A Book Review of David Hart, That ALL Shall Be Saved: Heaven, Hell, and Universal Salvation (2019)

In David Hart,That ALL Shall Be Saved: Heaven, Hell, and Universal Salvation (2019), the author enters the discussion of the conflict between the ideas of universal salvation or exclusive  (restricted minority) salvation.  The author approaches this issue from a broad Christian scripture perspective, flavored with an Eastern Orthodox tradition.

The author argues that the New Testament argues for the promise of final salvation of all persons and all living and all nonliving things.  He wonders why there is so little scriptural attention to the conditions of post-death salvation.  He then addresses the numerous scriptural fragments and images supporting universal salvation and contrasts those with the scriptural fragments and images supporting restricted  (exclusive) salvation for the few.

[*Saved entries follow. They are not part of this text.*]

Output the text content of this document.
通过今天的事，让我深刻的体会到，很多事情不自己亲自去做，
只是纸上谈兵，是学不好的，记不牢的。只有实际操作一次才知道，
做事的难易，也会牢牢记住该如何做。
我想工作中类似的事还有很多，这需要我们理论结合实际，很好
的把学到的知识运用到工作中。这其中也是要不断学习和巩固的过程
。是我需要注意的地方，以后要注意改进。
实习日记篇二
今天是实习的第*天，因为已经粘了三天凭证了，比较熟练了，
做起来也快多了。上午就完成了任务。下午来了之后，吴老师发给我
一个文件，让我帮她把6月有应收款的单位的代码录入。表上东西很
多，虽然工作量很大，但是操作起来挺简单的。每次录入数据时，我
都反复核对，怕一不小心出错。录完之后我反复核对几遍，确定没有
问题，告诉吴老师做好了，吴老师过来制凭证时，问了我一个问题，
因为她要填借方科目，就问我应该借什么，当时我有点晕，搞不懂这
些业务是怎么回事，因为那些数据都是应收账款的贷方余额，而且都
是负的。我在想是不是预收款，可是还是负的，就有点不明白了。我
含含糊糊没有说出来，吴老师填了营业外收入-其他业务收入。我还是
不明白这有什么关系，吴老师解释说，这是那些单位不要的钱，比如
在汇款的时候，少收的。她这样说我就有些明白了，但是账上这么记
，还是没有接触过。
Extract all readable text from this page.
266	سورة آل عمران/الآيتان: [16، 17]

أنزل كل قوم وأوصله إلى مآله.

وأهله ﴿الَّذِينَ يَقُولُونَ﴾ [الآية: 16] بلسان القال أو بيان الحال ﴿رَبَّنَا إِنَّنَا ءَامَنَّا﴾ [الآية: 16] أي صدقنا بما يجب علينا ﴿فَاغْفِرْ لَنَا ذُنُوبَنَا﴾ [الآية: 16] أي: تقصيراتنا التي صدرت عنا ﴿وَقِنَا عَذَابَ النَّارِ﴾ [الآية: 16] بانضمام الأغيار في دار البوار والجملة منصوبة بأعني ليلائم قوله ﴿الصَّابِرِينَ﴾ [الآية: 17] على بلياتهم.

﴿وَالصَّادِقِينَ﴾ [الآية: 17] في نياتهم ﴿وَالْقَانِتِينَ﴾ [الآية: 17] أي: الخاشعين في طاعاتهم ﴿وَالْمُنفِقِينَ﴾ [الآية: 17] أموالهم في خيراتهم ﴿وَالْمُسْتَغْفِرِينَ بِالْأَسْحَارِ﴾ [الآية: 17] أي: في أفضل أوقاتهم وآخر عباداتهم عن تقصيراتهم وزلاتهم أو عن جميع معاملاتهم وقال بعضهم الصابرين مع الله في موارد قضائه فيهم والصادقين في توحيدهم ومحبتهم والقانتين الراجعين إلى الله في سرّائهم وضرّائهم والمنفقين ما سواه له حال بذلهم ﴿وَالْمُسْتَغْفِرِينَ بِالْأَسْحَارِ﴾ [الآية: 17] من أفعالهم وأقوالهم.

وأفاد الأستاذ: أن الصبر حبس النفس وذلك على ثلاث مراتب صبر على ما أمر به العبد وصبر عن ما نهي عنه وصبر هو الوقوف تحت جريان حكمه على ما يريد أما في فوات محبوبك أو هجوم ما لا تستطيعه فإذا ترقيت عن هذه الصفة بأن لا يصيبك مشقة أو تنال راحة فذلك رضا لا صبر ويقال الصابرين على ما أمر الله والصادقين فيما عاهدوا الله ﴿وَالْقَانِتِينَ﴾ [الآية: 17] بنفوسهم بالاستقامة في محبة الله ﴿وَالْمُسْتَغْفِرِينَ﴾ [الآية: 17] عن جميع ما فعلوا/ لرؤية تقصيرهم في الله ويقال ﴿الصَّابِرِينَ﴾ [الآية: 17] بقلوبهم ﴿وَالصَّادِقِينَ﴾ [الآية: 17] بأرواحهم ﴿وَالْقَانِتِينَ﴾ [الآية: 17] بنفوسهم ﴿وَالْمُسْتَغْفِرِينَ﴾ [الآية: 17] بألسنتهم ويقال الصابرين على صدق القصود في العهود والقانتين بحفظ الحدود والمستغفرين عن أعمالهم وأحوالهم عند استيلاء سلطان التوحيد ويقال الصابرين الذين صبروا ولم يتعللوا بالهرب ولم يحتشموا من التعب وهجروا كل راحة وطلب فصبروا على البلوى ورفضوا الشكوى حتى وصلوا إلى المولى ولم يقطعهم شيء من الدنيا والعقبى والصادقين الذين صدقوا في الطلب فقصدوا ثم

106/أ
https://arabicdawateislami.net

The author argues that there are conflicting scriptural statements on last things and that Christians have been dissuaded by piety, doctrine, and prudence from deciding between these contrasting views of salvation. Of the apparently most explicit statements on post-death conditions, the universalist statements are, in the author’s view, more numerous. 

 This scriptural basis for universal salvation offered by the author is outlined here:

  • Romans 5:18-19
  • 1 Corinthians 15:22
  • 2 Corinthians 5:24
  • Romans 11:32
  • 1 Timothy 2:3-6
  • Titus 2:11
  • 2 Corinthians 5:19
  • Ephesians 1:9-10
  • Colossians 1:27-28
  • John 12:32
  • Hebrews 2:9
  • John 17:2
  • John 4:42
  • John 12:47
  • 1 John 4:14
  • 2 Peter 3:9
  • Matthew 18:14
  • Philippians 2:9-11
  • Colossians 1:19-20
  • 1 John 2:2
  • John 3:17
  • Luke 16:16
  • 1 Timothy 4:10

The scriptural basis for exclusionary (restricted minority) salvation and the separate locations and conditions of heaven and hell is outlined here:

  • Revelation
  • Matthew 25:46
  • Matthew 5:36
  • Matthew 18:34
  • Luke 12:47-48
  • Luke 12: 59
  • 1 Corinthians 3:11-15

The author resolves this dilemma of conflicting statements by suggesting that there is a final, time-limited judgment dividing humans into good and bad categories, beyond which there is a final reconciliation in salvation for all. (1 Corinthians 15: 23-24, 28)

The author does not address the meaning and content of salvation itself.  If all are saved, what are the post-death conditions for all?  Of what does salvation consist?  What is the content of the proposed time-limited hell, beyond a vague state of torment?  There is no attention paid to the alternative post-death reality of obliteration, both physical and spiritual.

The book provides an index and some bibliographical notes, but no footnotes or endnotes, somewhat strange for careful academic work. The chapter headings do not help the reader, but the argument is clear and forthright.  The paragraphs are very long and can submerse the reader. The style is conversational.

In the final chapter, the author explicitly embraces universal salvation.

This book is a thorough and safe guide for human reflections, particularly for those in the final chapter of their lives.

Quakers: There is no reference to Quakers in this book.

In Quaker discernment experience, Quakers use tradition (including scripture), personal experience, and reason.  The author addresses a substantial part of the Christian tradition and reason, but is short of personal experience testimonies. The author does not systematically address the implications of science.


  • Does the salvation of the Christian tradition matter to Quakers?  
  • To what extent do Quakers rely on scriptural statements for understanding last things and beyond death?
  • Do Quakers read the scriptures regarding salvation differently?